Blutkrebs: wann Wirkstoffe wirken
Neuer Marker für die Behandlung von Leukämiepatienten gefunden.
Patienten, die an einer akuten myeloischen Leukämie (AML) – einer bestimmten Form des Blutkrebses – leiden, werden mithilfe der Chemotherapie behandelt. Häufig werden für ältere Patienten die Wirkstoffe Decitabin und Azacitidin – sogenannte DNA-Methyltransferase-Inhibitoren – verwendet, weil die Betroffenen keine intensive Chemotherapie vertragen. Doch nur ein Teil der AML-Patienten spricht auf diese Behandlung an. Es ist allerdings bisher vor Therapiebeginn nicht möglich, abzuschätzen, welche Patienten von diesen Wirkstoffen profitieren werden und welche nicht.

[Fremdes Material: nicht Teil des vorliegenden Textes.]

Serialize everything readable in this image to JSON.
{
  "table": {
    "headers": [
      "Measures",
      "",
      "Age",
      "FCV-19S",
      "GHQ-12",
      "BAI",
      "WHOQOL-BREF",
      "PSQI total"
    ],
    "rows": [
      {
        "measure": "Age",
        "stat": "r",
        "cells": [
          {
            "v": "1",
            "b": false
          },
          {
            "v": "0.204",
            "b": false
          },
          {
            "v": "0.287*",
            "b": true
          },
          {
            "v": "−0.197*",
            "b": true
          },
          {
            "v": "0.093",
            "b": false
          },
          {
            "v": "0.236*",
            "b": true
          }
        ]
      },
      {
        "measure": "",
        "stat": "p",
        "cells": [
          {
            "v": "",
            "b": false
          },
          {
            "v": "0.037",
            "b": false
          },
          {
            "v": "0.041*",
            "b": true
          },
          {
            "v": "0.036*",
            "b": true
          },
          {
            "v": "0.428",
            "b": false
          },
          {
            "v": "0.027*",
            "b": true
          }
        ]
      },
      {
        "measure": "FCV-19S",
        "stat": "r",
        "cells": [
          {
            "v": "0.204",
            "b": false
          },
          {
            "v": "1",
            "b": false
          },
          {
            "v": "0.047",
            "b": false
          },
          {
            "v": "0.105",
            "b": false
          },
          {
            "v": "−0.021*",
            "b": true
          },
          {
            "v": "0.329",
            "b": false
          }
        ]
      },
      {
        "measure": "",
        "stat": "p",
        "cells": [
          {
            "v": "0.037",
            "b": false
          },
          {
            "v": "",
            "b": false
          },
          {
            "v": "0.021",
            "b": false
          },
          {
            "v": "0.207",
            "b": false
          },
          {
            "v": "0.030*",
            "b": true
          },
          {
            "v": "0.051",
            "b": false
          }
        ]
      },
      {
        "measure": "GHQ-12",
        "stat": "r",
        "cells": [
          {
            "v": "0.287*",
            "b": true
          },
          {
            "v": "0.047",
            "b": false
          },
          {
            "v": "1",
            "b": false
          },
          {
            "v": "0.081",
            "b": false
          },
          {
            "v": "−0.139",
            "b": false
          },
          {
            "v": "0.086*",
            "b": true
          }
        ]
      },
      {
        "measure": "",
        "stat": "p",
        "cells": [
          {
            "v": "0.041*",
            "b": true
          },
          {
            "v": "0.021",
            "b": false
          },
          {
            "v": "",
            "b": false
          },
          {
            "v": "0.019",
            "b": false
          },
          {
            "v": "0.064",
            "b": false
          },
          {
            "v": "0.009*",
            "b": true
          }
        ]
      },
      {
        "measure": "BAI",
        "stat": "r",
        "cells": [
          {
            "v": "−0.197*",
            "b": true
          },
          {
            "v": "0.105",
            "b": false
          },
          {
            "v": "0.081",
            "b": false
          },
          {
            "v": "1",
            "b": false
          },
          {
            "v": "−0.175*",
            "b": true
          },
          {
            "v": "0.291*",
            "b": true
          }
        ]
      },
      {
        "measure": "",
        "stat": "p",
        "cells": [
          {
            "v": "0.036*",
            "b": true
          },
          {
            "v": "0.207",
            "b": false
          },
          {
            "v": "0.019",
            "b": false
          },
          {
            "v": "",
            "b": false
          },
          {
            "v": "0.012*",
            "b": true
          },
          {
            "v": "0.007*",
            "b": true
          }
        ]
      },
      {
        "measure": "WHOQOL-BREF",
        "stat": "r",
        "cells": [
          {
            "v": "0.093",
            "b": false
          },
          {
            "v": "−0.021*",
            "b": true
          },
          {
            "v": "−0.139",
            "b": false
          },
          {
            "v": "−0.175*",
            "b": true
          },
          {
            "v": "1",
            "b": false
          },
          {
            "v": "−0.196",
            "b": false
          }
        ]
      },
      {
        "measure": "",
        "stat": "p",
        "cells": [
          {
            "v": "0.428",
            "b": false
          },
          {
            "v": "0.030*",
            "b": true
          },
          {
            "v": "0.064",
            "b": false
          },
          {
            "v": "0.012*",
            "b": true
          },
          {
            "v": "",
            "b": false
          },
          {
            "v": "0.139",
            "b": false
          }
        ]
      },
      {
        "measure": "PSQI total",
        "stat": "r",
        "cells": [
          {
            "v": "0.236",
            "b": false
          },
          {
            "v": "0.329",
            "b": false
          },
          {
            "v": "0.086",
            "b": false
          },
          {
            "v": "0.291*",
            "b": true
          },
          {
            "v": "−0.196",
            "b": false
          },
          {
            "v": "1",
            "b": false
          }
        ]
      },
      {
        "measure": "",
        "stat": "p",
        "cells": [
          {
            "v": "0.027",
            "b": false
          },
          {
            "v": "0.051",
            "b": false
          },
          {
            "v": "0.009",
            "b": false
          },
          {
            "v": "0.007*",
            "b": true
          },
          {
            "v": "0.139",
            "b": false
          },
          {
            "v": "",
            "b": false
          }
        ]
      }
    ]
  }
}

Vermeintlich gleichwertige Wirkstoffe: wichtiger Unterschied gefunden
Jüngst hat zu diesem Problem ein multidisziplinäres internationales Team mit Kooperationspartnern aus Deutschland, den USA und Großbritannien eine Studie durchgeführt, die von der Frankfurter Stiftung für krebskranke Kinder und vom Verein Hilfe für krebskranke Kinder Frankfurt gefördert wurde. Die Wissenschaftler konnten zeigen, dass das Enzym SAMHD1 die aktivierte Form von Decitabin in ihre inaktive Ausgangsform zurücküberführt. Das verhindert eine therapeutische Aktivität.
Interessanterweise wird die Wirkung von Azacitidin nicht durch SAMHD1 beeinflusst. Die Ergebnisse, die unter dem Titel „Selective inactivation of hypomethylating agents by SAMHD1 provides a rationale for therapeutic stratification in AML“ in der renommierten Fachzeitschrift Nature Communications veröffentlich wurden, zeigen, dass es bedeutende Unterschiede zwischen diesen häufig als gleichwertig betrachteten Arzneistoffen gibt. Darüber hinaus könnte die SAMHD1-Menge in den AML-Zellen als Marker vorhersagen, wie empfindlich diese für Decitabin sind. Dies ist von potentiell klinischer Bedeutung.
Frankfurter Wissenschaftler in internationalem Forscherteam
Die Forschungsarbeit wurde geleitet von Prof. Jindrich Cinatl vom Universitätsklinikum Frankfurt und Prof. Oliver Keppler von der Ludwig-Maximilians-Universität München. Beteiligt waren zahlreiche Arbeitsgruppen der Goethe-Universität Frankfurt sowie Wissenschaftler der Universitäten Göttingen, Greifswald, München, Münster, Cambridge und Kent in Großbritannien sowie Yale/USA. Der Erstautor der Studie, Prof. Thomas Oellerich von der Goethe-Universität, sagte zu den Ergebnissen: „Es besteht jetzt die berechtigte Hoffnung, dass in absehbarer Zeit Patienten von diesen neuen Forschungsergebnissen profitieren werden.“ Prof. Oellerich hält eine Professur des Deutschen Konsortiums für Translationale Krebsforschung. Das Universitätsklinikum ist zusammen mit der Universität Mainz ein Standort dieses Gesundheitszentrums, das vom Bundesministeriums für Bildung und Forschung gefördert wird.
Publikation
Nat Commun. 2019 Aug 2;10(1):3475. doi: 10.1038/s41467-019-11413-4.